Se de fato acontecer uma mudança de moeda em junho ou seja, se até lá o indexador URV substituir todos os indexadores existentes inclusive o próprio cruzeiro real, isto significará que o plano teve um sucesso inicial ou seja, a inflação esperada em URV é desprezível em relação à inflação em cruzeiros reais.
Uma dúvida diz respeito ao critério pelo qual o salário será convertido na nova moeda. Para o indivíduo o que deveria importar é o seu poder de compra (quantiades de bananas que podem ser adquiridas). Em uma situação de inflação zero (ou quase zero), o salário nominal e o salário real se confundem porque existe uma relação estreita entre a quantidade de unidades monetárias contratadas num dado instante e o seu valor real (pode ser compra ou quantidade de bananas) no momento do efetivo recebimento dessas unidades.
No nosso caso, isto está longe de ser verdade. Se no primeiro dia do mês a pessoa recebe a informação de que seu salário (a ser pago parte no dia 15 e parte no dia 30 daquele mês) é de 100, quando ela receber aqueles valores, seu poder de compra terá se reduzido na proporção que os preços aumentaram durante aquele período.

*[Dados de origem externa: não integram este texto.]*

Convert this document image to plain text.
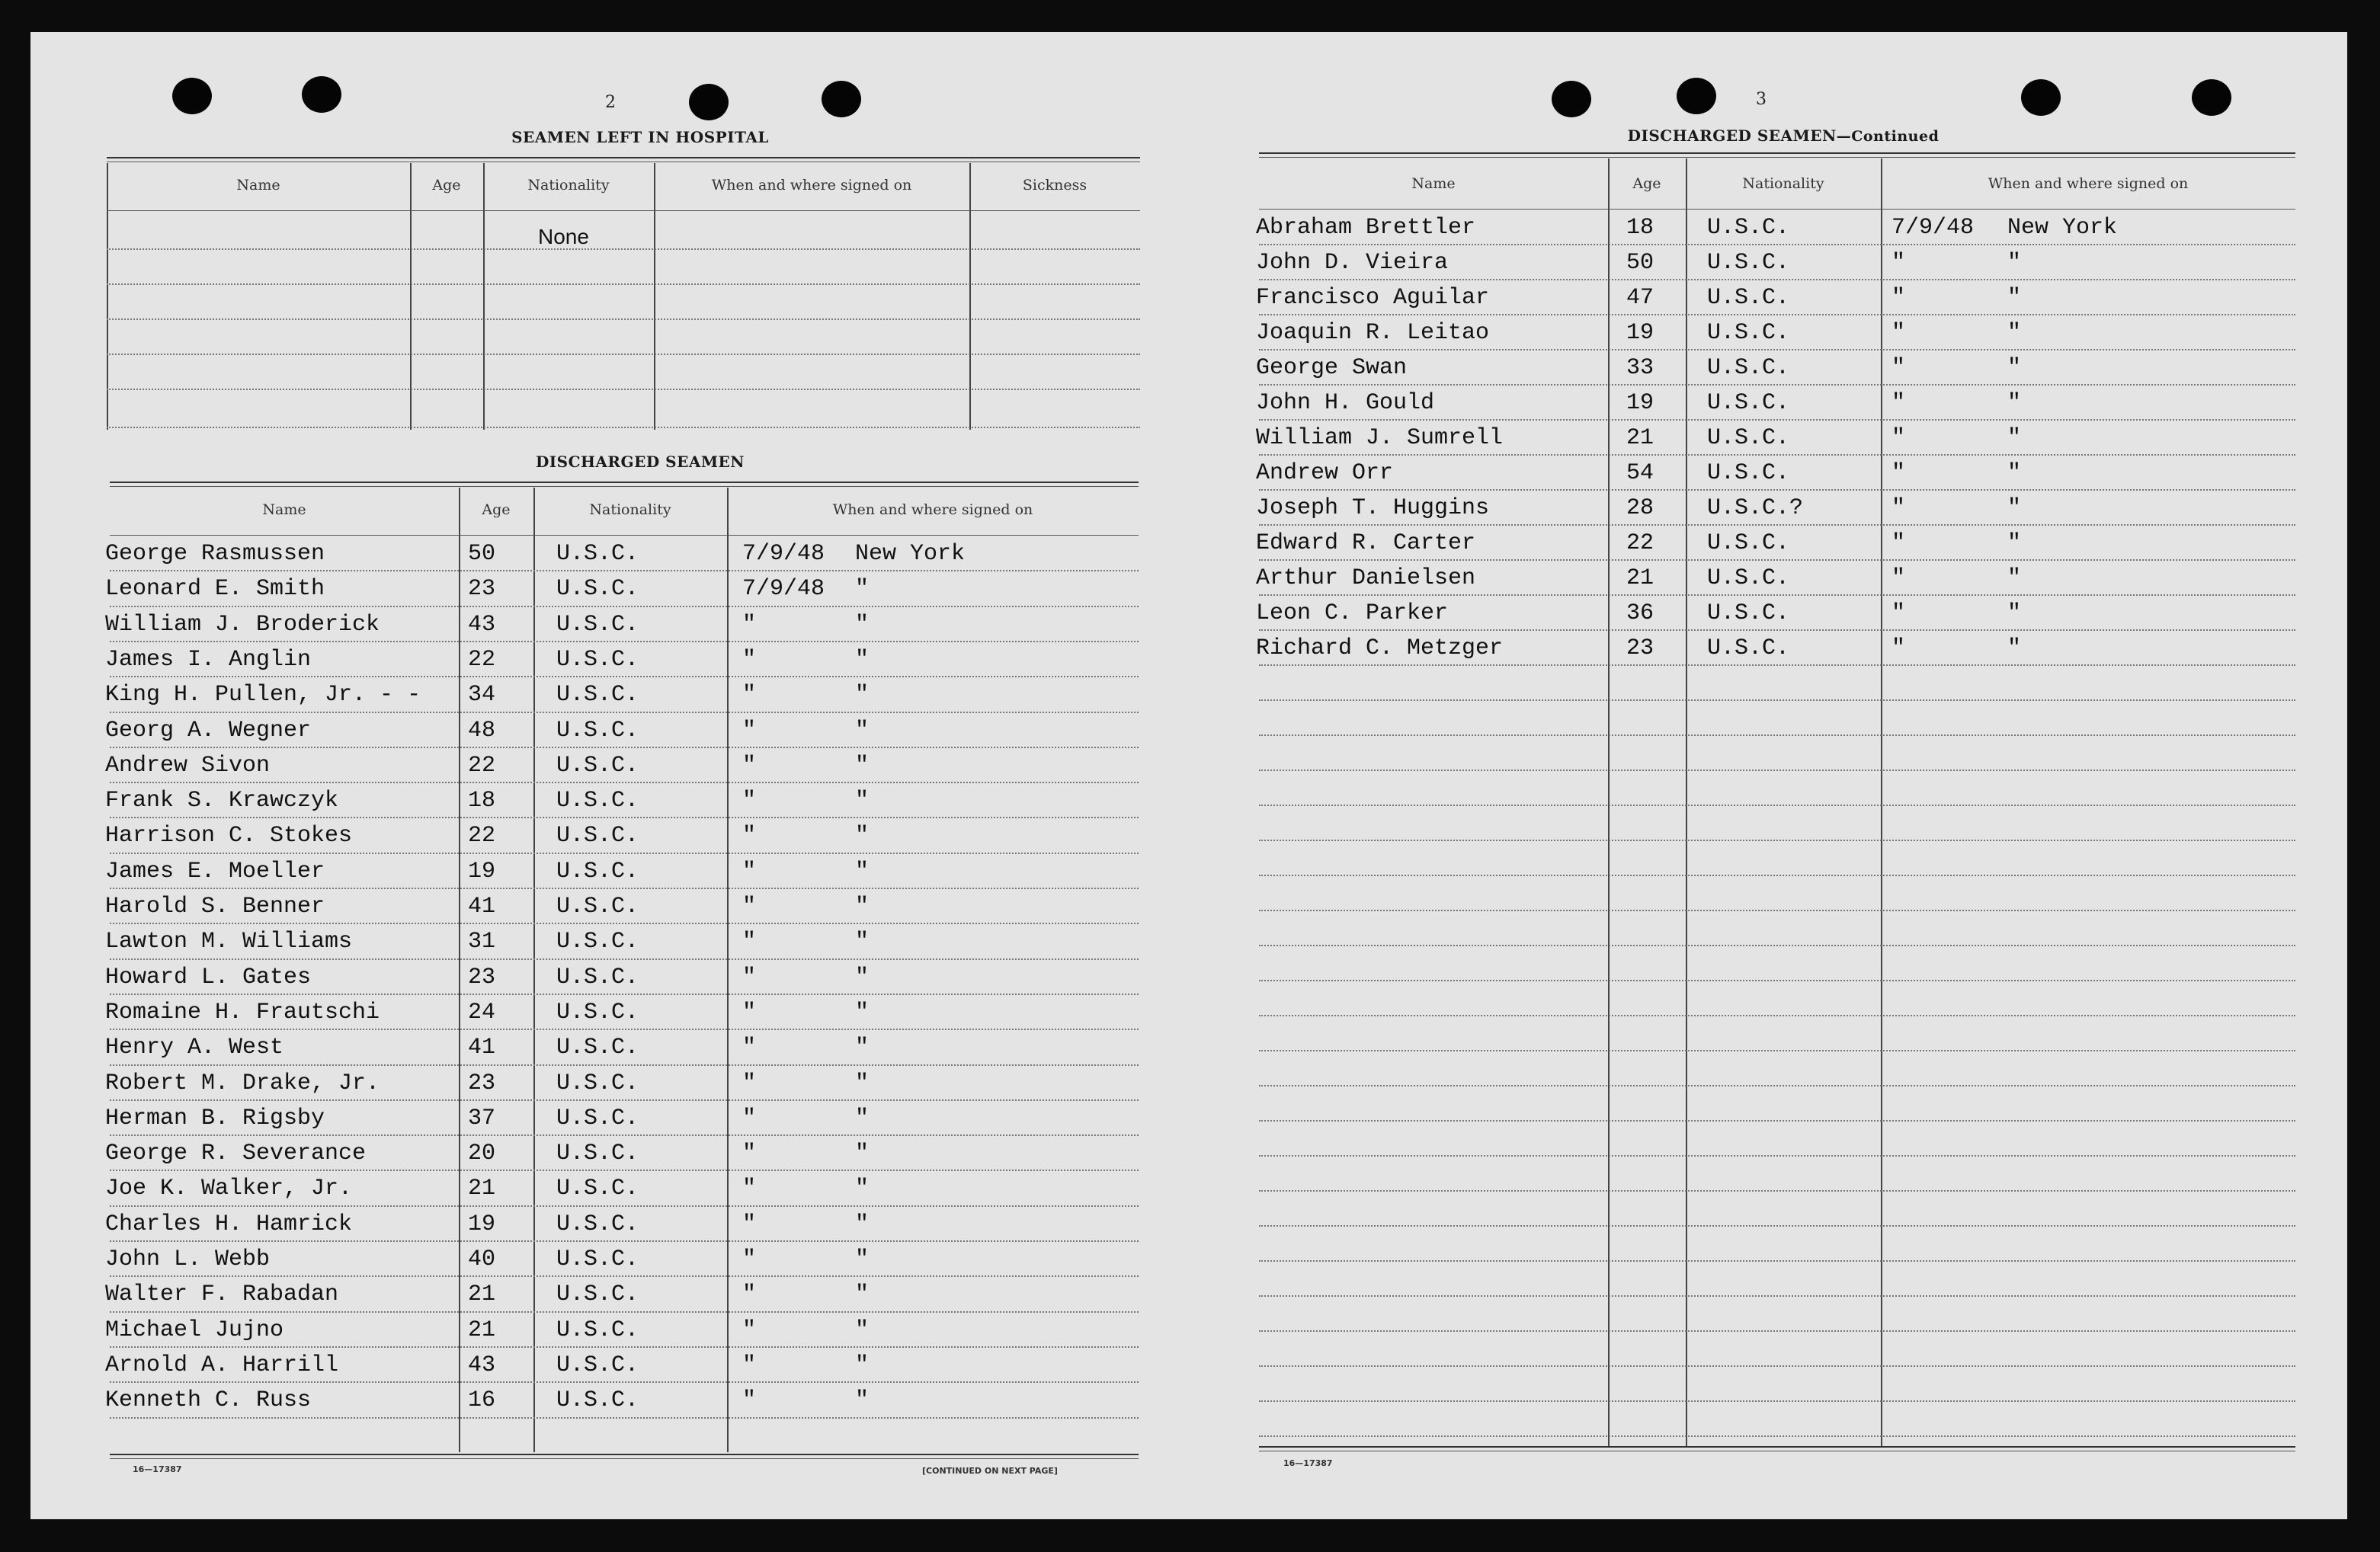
2
SEAMEN LEFT IN HOSPITAL
Name	Age	Nationality	When and where signed on	Sickness
None
DISCHARGED SEAMEN
Name	Age	Nationality	When and where signed on
George Rasmussen	50	U.S.C.	7/9/48 New York
Leonard E. Smith	23	U.S.C.	7/9/48 "
William J. Broderick	43	U.S.C.	"	"
James I. Anglin	22	U.S.C.	"	"
King H. Pullen, Jr. - - 34	U.S.C.	"	"
Georg A. Wegner	48	U.S.C.	"	"
Andrew Sivon	22	U.S.C.	"	"
Frank S. Krawczyk	18	U.S.C.	"	"
Harrison C. Stokes	22	U.S.C.	"	"
James E. Moeller	19	U.S.C.	"	"
Harold S. Benner	41	U.S.C.	"	"
Lawton M. Williams	31	U.S.C.	"	"
Howard L. Gates	23	U.S.C.	"	"
Romaine H. Frautschi	24	U.S.C.	"	"
Henry A. West	41	U.S.C.	"	"
Robert M. Drake, Jr.	23	U.S.C.	"	"
Herman B. Rigsby	37	U.S.C.	"	"
George R. Severance	20	U.S.C.	"	"
Joe K. Walker, Jr.	21	U.S.C.	"	"
Charles H. Hamrick	19	U.S.C.	"	"
John L. Webb	40	U.S.C.	"	"
Walter F. Rabadan	21	U.S.C.	"	"
Michael Jujno	21	U.S.C.	"	"
Arnold A. Harrill	43	U.S.C.	"	"
Kenneth C. Russ	16	U.S.C.	"	"
16—17387	[CONTINUED ON NEXT PAGE]
3
DISCHARGED SEAMEN—Continued
Name	Age	Nationality	When and where signed on
Abraham Brettler	18 U.S.C.	7/9/48 New York
John D. Vieira	50 U.S.C.	"	"
Francisco Aguilar	47 U.S.C.	"	"
Joaquin R. Leitao	19 U.S.C.	"	"
George Swan	33 U.S.C.	"	"
John H. Gould	19 U.S.C.	"	"
William J. Sumrell	21 U.S.C.	"	"
Andrew Orr	54 U.S.C.	"	"
Joseph T. Huggins	28 U.S.C.?	"	"
Edward R. Carter	22 U.S.C.	"	"
Arthur Danielsen	21 U.S.C.	"	"
Leon C. Parker	36 U.S.C.	"	"
Richard C. Metzger	23 U.S.C.	"	"
16—17387
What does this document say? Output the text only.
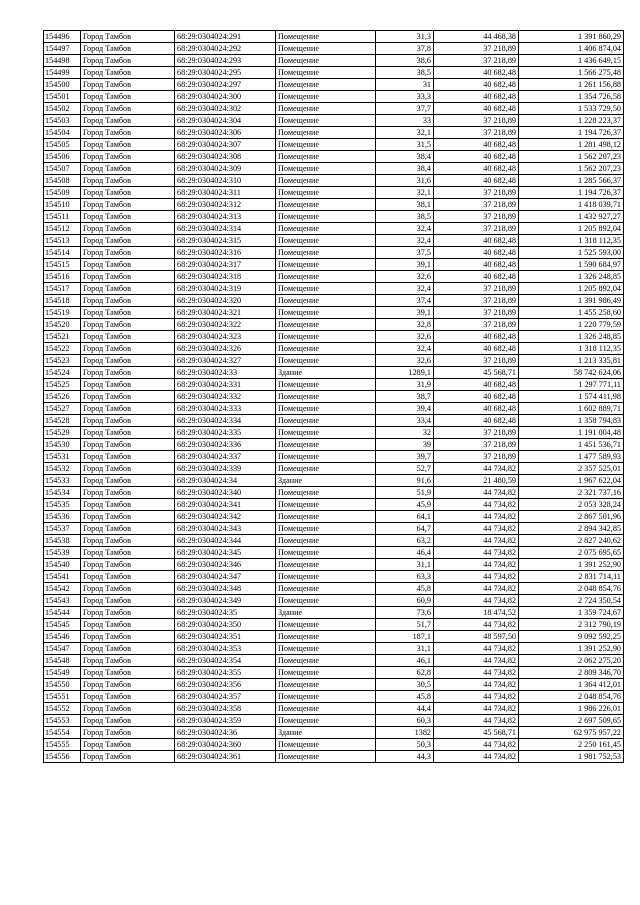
154496	Город Тамбов	68:29:0304024:291	Помещение	31,3	44 468,38	1 391 860,29
154497	Город Тамбов	68:29:0304024:292	Помещение	37,8	37 218,89	1 406 874,04
154498	Город Тамбов	68:29:0304024:293	Помещение	38,6	37 218,89	1 436 649,15
154499	Город Тамбов	68:29:0304024:295	Помещение	38,5	40 682,48	1 566 275,48
154500	Город Тамбов	68:29:0304024:297	Помещение	31	40 682,48	1 261 156,88
154501	Город Тамбов	68:29:0304024:300	Помещение	33,3	40 682,48	1 354 726,58
154502	Город Тамбов	68:29:0304024:302	Помещение	37,7	40 682,48	1 533 729,50
154503	Город Тамбов	68:29:0304024:304	Помещение	33	37 218,89	1 228 223,37
154504	Город Тамбов	68:29:0304024:306	Помещение	32,1	37 218,89	1 194 726,37
154505	Город Тамбов	68:29:0304024:307	Помещение	31,5	40 682,48	1 281 498,12
154506	Город Тамбов	68:29:0304024:308	Помещение	38,4	40 682,48	1 562 207,23
154507	Город Тамбов	68:29:0304024:309	Помещение	38,4	40 682,48	1 562 207,23
154508	Город Тамбов	68:29:0304024:310	Помещение	31,6	40 682,48	1 285 566,37
154509	Город Тамбов	68:29:0304024:311	Помещение	32,1	37 218,89	1 194 726,37
154510	Город Тамбов	68:29:0304024:312	Помещение	38,1	37 218,89	1 418 039,71
154511	Город Тамбов	68:29:0304024:313	Помещение	38,5	37 218,89	1 432 927,27
154512	Город Тамбов	68:29:0304024:314	Помещение	32,4	37 218,89	1 205 892,04
154513	Город Тамбов	68:29:0304024:315	Помещение	32,4	40 682,48	1 318 112,35
154514	Город Тамбов	68:29:0304024:316	Помещение	37,5	40 682,48	1 525 593,00
154515	Город Тамбов	68:29:0304024:317	Помещение	39,1	40 682,48	1 590 684,97
154516	Город Тамбов	68:29:0304024:318	Помещение	32,6	40 682,48	1 326 248,85
154517	Город Тамбов	68:29:0304024:319	Помещение	32,4	37 218,89	1 205 892,04
154518	Город Тамбов	68:29:0304024:320	Помещение	37,4	37 218,89	1 391 986,49
154519	Город Тамбов	68:29:0304024:321	Помещение	39,1	37 218,89	1 455 258,60
154520	Город Тамбов	68:29:0304024:322	Помещение	32,8	37 218,89	1 220 779,59
154521	Город Тамбов	68:29:0304024:323	Помещение	32,6	40 682,48	1 326 248,85
154522	Город Тамбов	68:29:0304024:326	Помещение	32,4	40 682,48	1 318 112,35
154523	Город Тамбов	68:29:0304024:327	Помещение	32,6	37 218,89	1 213 335,81
154524	Город Тамбов	68:29:0304024:33	Здание	1289,1	45 568,71	58 742 624,06
154525	Город Тамбов	68:29:0304024:331	Помещение	31,9	40 682,48	1 297 771,11
154526	Город Тамбов	68:29:0304024:332	Помещение	38,7	40 682,48	1 574 411,98
154527	Город Тамбов	68:29:0304024:333	Помещение	39,4	40 682,48	1 602 889,71
154528	Город Тамбов	68:29:0304024:334	Помещение	33,4	40 682,48	1 358 794,83
154529	Город Тамбов	68:29:0304024:335	Помещение	32	37 218,89	1 191 004,48
154530	Город Тамбов	68:29:0304024:336	Помещение	39	37 218,89	1 451 536,71
154531	Город Тамбов	68:29:0304024:337	Помещение	39,7	37 218,89	1 477 589,93
154532	Город Тамбов	68:29:0304024:339	Помещение	52,7	44 734,82	2 357 525,01
154533	Город Тамбов	68:29:0304024:34	Здание	91,6	21 480,59	1 967 622,04
154534	Город Тамбов	68:29:0304024:340	Помещение	51,9	44 734,82	2 321 737,16
154535	Город Тамбов	68:29:0304024:341	Помещение	45,9	44 734,82	2 053 328,24
154536	Город Тамбов	68:29:0304024:342	Помещение	64,1	44 734,82	2 867 501,96
154537	Город Тамбов	68:29:0304024:343	Помещение	64,7	44 734,82	2 894 342,85
154538	Город Тамбов	68:29:0304024:344	Помещение	63,2	44 734,82	2 827 240,62
154539	Город Тамбов	68:29:0304024:345	Помещение	46,4	44 734,82	2 075 695,65
154540	Город Тамбов	68:29:0304024:346	Помещение	31,1	44 734,82	1 391 252,90
154541	Город Тамбов	68:29:0304024:347	Помещение	63,3	44 734,82	2 831 714,11
154542	Город Тамбов	68:29:0304024:348	Помещение	45,8	44 734,82	2 048 854,76
154543	Город Тамбов	68:29:0304024:349	Помещение	60,9	44 734,82	2 724 350,54
154544	Город Тамбов	68:29:0304024:35	Здание	73,6	18 474,52	1 359 724,67
154545	Город Тамбов	68:29:0304024:350	Помещение	51,7	44 734,82	2 312 790,19
154546	Город Тамбов	68:29:0304024:351	Помещение	187,1	48 597,50	9 092 592,25
154547	Город Тамбов	68:29:0304024:353	Помещение	31,1	44 734,82	1 391 252,90
154548	Город Тамбов	68:29:0304024:354	Помещение	46,1	44 734,82	2 062 275,20
154549	Город Тамбов	68:29:0304024:355	Помещение	62,8	44 734,82	2 809 346,70
154550	Город Тамбов	68:29:0304024:356	Помещение	30,5	44 734,82	1 364 412,01
154551	Город Тамбов	68:29:0304024:357	Помещение	45,8	44 734,82	2 048 854,76
154552	Город Тамбов	68:29:0304024:358	Помещение	44,4	44 734,82	1 986 226,01
154553	Город Тамбов	68:29:0304024:359	Помещение	60,3	44 734,82	2 697 509,65
154554	Город Тамбов	68:29:0304024:36	Здание	1382	45 568,71	62 975 957,22
154555	Город Тамбов	68:29:0304024:360	Помещение	50,3	44 734,82	2 250 161,45
154556	Город Тамбов	68:29:0304024:361	Помещение	44,3	44 734,82	1 981 752,53
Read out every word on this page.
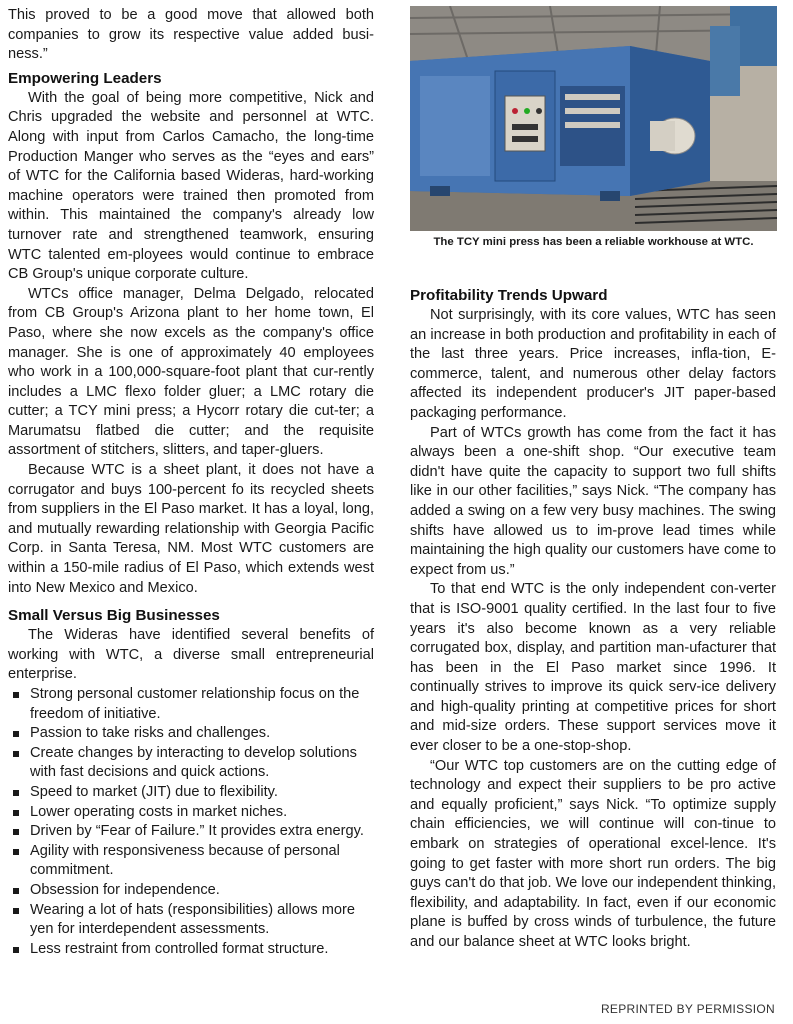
This proved to be a good move that allowed both companies to grow its respective value added busi-ness.”

Empowering Leaders

With the goal of being more competitive, Nick and Chris upgraded the website and personnel at WTC. Along with input from Carlos Camacho, the long-time Production Manger who serves as the “eyes and ears” of WTC for the California based Wideras, hard-working machine operators were trained then promoted from within. This maintained the company's already low turnover rate and strengthened teamwork, ensuring WTC talented em-ployees would continue to embrace CB Group's unique corporate culture.

WTCs office manager, Delma Delgado, relocated from CB Group's Arizona plant to her home town, El Paso, where she now excels as the company's office manager. She is one of approximately 40 employees who work in a 100,000-square-foot plant that cur-rently includes a LMC flexo folder gluer; a LMC rotary die cutter; a TCY mini press; a Hycorr rotary die cut-ter; a Marumatsu flatbed die cutter; and the requisite assortment of stitchers, slitters, and taper-gluers.

Because WTC is a sheet plant, it does not have a corrugator and buys 100-percent fo its recycled sheets from suppliers in the El Paso market. It has a loyal, long, and mutually rewarding relationship with Georgia Pacific Corp. in Santa Teresa, NM. Most WTC customers are within a 150-mile radius of El Paso, which extends west into New Mexico and Mexico.

Small Versus Big Businesses

The Wideras have identified several benefits of working with WTC, a diverse small entrepreneurial enterprise.

Strong personal customer relationship focus on the freedom of initiative.
Passion to take risks and challenges.
Create changes by interacting to develop solutions with fast decisions and quick actions.
Speed to market (JIT) due to flexibility.
Lower operating costs in market niches.
Driven by “Fear of Failure.” It provides extra energy.
Agility with responsiveness because of personal commitment.
Obsession for independence.
Wearing a lot of hats (responsibilities) allows more yen for interdependent assessments.
Less restraint from controlled format structure.
The TCY mini press has been a reliable workhouse at WTC.
Profitability Trends Upward

Not surprisingly, with its core values, WTC has seen an increase in both production and profitability in each of the last three years. Price increases, infla-tion, E-commerce, talent, and numerous other delay factors affected its independent producer's JIT paper-based packaging performance.

Part of WTCs growth has come from the fact it has always been a one-shift shop. “Our executive team didn't have quite the capacity to support two full shifts like in our other facilities,” says Nick. “The company has added a swing on a few very busy machines. The swing shifts have allowed us to im-prove lead times while maintaining the high quality our customers have come to expect from us.”

To that end WTC is the only independent con-verter that is ISO-9001 quality certified. In the last four to five years it's also become known as a very reliable corrugated box, display, and partition man-ufacturer that has been in the El Paso market since 1996. It continually strives to improve its quick serv-ice delivery and high-quality printing at competitive prices for short and mid-size orders. These support services move it ever closer to be a one-stop-shop.

“Our WTC top customers are on the cutting edge of technology and expect their suppliers to be pro active and equally proficient,” says Nick. “To optimize supply chain efficiencies, we will continue will con-tinue to embark on strategies of operational excel-lence. It's going to get faster with more short run orders. The big guys can't do that job. We love our independent thinking, flexibility, and adaptability. In fact, even if our economic plane is buffed by cross winds of turbulence, the future and our balance sheet at WTC looks bright.

REPRINTED BY PERMISSION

Para exemplificar, vamos supor um valor contratado no primeiro dia do mês de 100 (que é o resultado da correção do salário nominal prévio pela inflação verificada no mês anterior). No dia 15, ele receberá 40 unidades e no dia 30, 60 unidades (estamos supondo que não existem descontos sobre o valor contratado). Se entre o dia 1º e 30 do mês a inflação for de 40%, no dia 15 os preços terão subido aproximadamente 18,3%. Isto significa que o valor nominal efetivo recebido dia 15 não é de 40 unidades, mas sim de 33,8 unidades monetárias (40/1.183). No dia 30, a inflação terá atingido 40% e o recebimento de 60 unidades no dia 30 terá um valor efetivo de 42,9 unidades (60/1.40).
A pergunta óbvia é: o que é valor efetivo? Essa é uma das consequências da inflação. Como perde-se a noção de valor (o metro é variável), proliferam-se as definições (da mesma forma que proliferam os indexadores). No caso, valor (salário ou unidades) efetivo éo valor contratado (inicial) deflacionado pela variação de preços (inflação) do período. Para chegarmos ao salário real (poder de compra), temos que dividir o salário efetivo pelo índice de preços naquele momento.
O gráfico ilustra a argumentação acima. A curva mais alta é o nível de preços. A imediatamente abaixo é o salário nominal contratado. Ela é mais baixa para refletir a situação usual de que o salário contratado no início do mês está baseado na inflação anterior. A seguinte se refere ao salário efetivo (o salário contratado deflacionado pela inflação do período). A mais baixa e relativamente constante se refere ao salário real. Esta constância se dá devido à aceleração simulada da inlação ser baixa (vai de 40% a 45% em 5 meses), à frequência dos reajustes (mensal) e à frequência dos pagamentos (quinzenal).
A resposta à dúvida colocada inicialmente de qual o critério que deve ser adotado para converter o salário no momento da introdução da nova moeda parece (!) clara ou seja, deve-se manter o nível real de salário médio obtido nos meses anteriores. Por razões de lógica, equidade e eficiência, os preços e custos em geral também devem ser convertidos pelo mesmo critério.
Este nível é a exata medida do nosso nível de conforto, renda real ou poder de compra, e não é razoável pensar que qualquer plano consiga a mágica de nos fazer sentir mais cofortáveis ou ricos do dia para a noite (ou de ser o veículo para a compensação de perdas incorridas pela inflação passada). A médio prazo, se for seguida a redução permanente da inflação e a estabilização, o cálculo econômico será muito facilitado, permitindo ganhos reais diretamente em função da eliminação dos custos (elevados, mas não muito óbvios) ocasionados pela inflação.